Importa contudo ter em conta que muitas vezes o quadro depressivo se encontra “mascarado” por manifestações somáticas que vão desde crises “asmatiformes” a perturbações digestivas e dermatológicas. Acresce que muitas vezes, em vez da pessoa se queixar de tristeza, inibição ou fadiga, apresenta ao seu Médico uma série de preocupações hipocondríacas.
Entre nós, na maioria das vezes, a oportunidade que o Médico dá à pessoa com depressão de exprimir os seus sentimentos e a capacidade de estabelecer com esta uma relação empática que manifeste compreensão e ao mesmo tempo seja tranquilizante, é muitas vezes suficiente para mudar o quadro clínico depressivo. Nesse sentido, é muitas vezes útil o envolvimento da Enfermagem do Centro de Saúde no sistema de apoio ao doente com depressão. De facto, é muitas vezes com o(a) Enfermeiro(a) que o doente “desabafa” fora da consulta. Uma boa articulação da equipa médica com o(a) Enfermeiro(a) pode aumentar o apoio real à pessoa com depressão. O envolvimento da equipa clínica do Centro de Saúde na abordagem e acompanhamento do doente depressivo poderá mesmo ser, com vantagens nítidas, mais desenvolvida e sistematizada. Muitas vezes é possível a criação de “grupos de apoio” em que sessões regulares com as pessoas com depressão, o(a) Enfermeiro(a) e mesmo elementos da família do paciente.
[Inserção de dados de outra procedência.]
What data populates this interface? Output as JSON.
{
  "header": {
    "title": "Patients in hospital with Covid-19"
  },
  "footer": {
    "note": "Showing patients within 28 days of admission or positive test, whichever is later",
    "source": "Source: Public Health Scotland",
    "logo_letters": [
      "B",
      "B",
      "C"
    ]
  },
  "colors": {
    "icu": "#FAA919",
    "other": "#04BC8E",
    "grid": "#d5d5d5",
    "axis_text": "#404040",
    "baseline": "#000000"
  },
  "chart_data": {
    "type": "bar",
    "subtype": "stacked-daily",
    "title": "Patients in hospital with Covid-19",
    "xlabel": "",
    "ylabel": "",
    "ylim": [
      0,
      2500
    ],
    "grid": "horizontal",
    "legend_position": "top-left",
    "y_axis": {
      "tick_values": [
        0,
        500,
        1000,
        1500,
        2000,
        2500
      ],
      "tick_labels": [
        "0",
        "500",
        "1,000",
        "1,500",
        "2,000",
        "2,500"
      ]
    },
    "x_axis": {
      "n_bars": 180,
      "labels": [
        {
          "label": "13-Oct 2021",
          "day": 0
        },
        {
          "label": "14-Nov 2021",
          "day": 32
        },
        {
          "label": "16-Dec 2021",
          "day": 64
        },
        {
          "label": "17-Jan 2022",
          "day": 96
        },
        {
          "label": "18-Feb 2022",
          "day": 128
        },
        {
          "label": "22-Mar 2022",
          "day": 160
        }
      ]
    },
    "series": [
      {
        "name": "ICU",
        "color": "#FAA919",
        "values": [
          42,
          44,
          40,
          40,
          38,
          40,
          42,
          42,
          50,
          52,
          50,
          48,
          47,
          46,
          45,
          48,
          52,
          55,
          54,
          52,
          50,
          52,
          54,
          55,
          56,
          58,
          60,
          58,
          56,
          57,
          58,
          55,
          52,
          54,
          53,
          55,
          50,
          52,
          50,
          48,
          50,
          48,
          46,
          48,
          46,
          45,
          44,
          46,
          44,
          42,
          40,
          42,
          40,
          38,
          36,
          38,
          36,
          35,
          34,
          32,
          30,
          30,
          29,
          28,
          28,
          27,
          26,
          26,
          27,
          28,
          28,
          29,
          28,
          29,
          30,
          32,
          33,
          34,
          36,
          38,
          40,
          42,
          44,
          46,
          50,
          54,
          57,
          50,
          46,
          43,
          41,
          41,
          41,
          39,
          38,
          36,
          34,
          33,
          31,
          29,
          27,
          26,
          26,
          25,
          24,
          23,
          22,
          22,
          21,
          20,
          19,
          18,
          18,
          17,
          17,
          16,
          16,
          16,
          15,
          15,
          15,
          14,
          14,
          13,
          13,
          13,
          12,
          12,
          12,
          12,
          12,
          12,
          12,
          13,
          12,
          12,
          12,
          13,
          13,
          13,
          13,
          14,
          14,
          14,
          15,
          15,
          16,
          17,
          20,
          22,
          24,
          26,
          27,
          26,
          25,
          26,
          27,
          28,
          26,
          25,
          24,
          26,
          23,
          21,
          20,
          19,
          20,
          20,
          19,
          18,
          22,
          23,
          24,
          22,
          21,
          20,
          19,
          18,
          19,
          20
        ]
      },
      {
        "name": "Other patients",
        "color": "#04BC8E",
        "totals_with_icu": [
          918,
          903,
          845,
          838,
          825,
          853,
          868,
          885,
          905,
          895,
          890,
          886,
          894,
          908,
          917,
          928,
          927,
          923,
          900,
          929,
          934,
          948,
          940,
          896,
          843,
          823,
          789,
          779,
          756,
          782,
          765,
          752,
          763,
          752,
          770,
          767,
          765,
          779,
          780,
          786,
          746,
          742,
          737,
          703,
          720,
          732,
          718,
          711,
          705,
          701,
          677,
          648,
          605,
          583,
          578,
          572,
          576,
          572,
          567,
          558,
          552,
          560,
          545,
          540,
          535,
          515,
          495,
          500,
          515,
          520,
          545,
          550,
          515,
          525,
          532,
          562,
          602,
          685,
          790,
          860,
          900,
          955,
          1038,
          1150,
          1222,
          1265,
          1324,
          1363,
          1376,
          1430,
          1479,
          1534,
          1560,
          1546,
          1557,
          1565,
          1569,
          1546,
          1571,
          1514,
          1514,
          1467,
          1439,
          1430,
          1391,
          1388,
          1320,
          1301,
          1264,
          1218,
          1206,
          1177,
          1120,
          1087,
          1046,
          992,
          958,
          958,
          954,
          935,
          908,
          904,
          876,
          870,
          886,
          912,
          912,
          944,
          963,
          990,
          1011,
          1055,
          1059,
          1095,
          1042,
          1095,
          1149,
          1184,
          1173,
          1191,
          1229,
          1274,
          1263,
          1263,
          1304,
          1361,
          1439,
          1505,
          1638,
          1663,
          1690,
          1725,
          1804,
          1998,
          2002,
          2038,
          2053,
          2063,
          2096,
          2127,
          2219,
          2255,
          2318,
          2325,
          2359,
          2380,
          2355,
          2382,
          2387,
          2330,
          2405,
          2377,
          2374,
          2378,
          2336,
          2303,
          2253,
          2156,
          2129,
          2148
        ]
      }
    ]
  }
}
Tais sessões são geralmente terapêuticas e reforçam elos sociais, tantas vezes frágeis nas urbes.
Importa dizer que nas depressões mais graves, incluindo a depressão com ideias deliroides, a “depressão da involução” e as perturbações depressivas unipolar grave e bipolar, o tratamento farmacológico é fundamental. Também aqui o envolvimento de toda a equipa e de elementos da família do paciente é da maior importância pois permite um acompanhamento mais contínuo da terapêutica farmacológica permitindo uma maior adesão e um esclarecimento atempado dos possíveis efeitos secundários dos fármacos.
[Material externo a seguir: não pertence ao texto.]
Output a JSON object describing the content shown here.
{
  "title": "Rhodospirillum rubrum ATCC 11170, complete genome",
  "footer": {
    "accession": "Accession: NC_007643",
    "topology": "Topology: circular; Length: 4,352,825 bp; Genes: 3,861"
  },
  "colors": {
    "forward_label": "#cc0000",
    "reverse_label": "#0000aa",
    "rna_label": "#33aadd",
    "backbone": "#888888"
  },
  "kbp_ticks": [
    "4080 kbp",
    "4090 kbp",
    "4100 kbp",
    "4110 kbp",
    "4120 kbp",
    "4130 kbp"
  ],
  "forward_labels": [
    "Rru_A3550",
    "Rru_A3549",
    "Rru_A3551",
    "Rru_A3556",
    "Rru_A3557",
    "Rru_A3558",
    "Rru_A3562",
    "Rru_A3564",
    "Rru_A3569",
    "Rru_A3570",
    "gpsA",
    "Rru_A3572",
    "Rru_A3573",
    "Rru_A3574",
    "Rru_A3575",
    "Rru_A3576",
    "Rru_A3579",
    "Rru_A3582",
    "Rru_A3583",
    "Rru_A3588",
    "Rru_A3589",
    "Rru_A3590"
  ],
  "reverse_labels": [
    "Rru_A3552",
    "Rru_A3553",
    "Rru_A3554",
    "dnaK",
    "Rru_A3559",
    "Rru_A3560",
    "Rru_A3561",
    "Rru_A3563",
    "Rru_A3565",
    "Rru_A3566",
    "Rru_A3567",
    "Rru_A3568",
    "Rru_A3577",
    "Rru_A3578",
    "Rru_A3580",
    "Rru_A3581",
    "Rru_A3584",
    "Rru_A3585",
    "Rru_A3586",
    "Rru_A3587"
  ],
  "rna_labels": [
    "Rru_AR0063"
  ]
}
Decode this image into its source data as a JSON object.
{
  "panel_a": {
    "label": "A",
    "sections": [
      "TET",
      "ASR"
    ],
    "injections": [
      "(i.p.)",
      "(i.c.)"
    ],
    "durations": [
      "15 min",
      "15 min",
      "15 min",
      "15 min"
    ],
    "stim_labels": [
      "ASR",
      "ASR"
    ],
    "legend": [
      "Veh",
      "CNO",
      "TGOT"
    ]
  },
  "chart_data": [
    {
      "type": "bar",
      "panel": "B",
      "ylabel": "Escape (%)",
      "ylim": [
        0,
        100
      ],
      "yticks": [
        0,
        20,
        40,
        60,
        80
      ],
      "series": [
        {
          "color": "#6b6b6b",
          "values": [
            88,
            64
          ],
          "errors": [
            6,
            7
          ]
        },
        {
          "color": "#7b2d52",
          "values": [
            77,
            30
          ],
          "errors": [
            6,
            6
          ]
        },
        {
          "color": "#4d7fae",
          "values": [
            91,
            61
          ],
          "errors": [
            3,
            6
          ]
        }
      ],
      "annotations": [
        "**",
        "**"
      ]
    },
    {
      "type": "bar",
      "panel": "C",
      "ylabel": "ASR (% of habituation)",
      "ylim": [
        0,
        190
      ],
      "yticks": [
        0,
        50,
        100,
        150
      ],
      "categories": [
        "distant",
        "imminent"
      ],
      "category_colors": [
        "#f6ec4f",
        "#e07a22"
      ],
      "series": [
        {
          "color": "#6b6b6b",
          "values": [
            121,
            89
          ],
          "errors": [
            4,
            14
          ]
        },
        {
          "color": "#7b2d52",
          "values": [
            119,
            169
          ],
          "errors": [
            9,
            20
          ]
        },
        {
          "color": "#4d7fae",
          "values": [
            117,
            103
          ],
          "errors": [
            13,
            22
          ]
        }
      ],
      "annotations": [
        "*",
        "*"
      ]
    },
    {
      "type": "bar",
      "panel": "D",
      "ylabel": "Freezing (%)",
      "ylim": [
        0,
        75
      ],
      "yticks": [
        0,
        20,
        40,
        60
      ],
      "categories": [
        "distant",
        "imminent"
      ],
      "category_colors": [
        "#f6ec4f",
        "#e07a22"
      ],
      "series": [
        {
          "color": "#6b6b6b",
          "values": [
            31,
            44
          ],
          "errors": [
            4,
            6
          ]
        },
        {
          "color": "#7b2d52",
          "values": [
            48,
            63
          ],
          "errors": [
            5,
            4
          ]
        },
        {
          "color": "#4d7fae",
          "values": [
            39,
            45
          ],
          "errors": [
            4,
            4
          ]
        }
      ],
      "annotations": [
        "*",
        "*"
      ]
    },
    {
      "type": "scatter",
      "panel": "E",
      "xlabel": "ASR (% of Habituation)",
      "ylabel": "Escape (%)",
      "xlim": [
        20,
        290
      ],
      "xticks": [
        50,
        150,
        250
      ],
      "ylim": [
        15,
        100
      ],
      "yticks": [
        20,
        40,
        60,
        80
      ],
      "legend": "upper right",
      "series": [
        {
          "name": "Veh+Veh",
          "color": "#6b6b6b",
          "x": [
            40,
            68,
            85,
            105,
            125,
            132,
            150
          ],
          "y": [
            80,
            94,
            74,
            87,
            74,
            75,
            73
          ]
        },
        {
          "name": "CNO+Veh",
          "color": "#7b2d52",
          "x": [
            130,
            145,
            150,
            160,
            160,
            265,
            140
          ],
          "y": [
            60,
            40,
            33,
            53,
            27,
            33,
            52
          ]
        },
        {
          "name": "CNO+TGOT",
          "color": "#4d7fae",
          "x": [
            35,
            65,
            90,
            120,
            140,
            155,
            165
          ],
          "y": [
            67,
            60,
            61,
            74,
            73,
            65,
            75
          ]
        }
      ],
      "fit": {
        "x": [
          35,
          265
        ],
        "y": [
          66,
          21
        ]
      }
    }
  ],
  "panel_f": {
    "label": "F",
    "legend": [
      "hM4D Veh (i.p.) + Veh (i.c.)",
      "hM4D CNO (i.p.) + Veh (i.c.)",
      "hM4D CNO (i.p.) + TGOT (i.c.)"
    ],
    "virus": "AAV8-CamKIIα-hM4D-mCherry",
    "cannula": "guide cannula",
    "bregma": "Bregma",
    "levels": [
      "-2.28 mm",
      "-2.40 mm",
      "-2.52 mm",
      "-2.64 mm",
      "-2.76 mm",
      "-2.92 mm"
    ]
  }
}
Evidentemente, que as situações de depressão mais graves e/ou resistentes ao tratamento devem ser encaminhados para a consulta de Psiquiatria.
Uma boa articulação entre o especialista em Clínica Geral e o especialista em Psiquiatria torna-se fundamental. Com efeito, é consensual que a pessoa com depressão, quando adoece, desencadeia um adoecer global, mental e somático.
São cada vez mais frequentes as evidências das reais implicações somáticas que acompanham a depressão.
A depressão pode realmente estar relacionada com doença física de várias maneiras:
- A depressão pode ser consequência de uma doença física, como, por exemplo, um estado depressivo decorrente de uma patologia grave e/ou incapacitante;
- A depressão pode apresentar-se na Clínica Geral através de uma manifestação orgânica, como, por exemplo, através de dores locais ou generalizadas;
- Pode existir co-morbilidade entre a depressão e a doença de origem somática.
Um problema que se põe com frequência ao Médico é distinguir, em algumas situações, os sintomas somáticos resultantes de uma depressão, daqueles resultantes de uma doença física concomitante. Podemos dizer, no entanto, que a probabilidade de existirem manifestações psicopatológicas decorrentes de real doença orgânica é mais provável nas:
- doenças neurológicos,
- cardiopatias,
- doenças pulmonares crônicas,
- doença oncológica
- e incapacidade física e artrites.
Assim, é hoje inquestionável a pertinência de uma assistência pluridisciplinar. É contudo de realçar o papel “centralizador” do Médico de família porquanto é neste que o doente deposita de forma “inteira” a sua confiança para alcançar um equilíbrio e um bem estar compatível com uma vida saudável.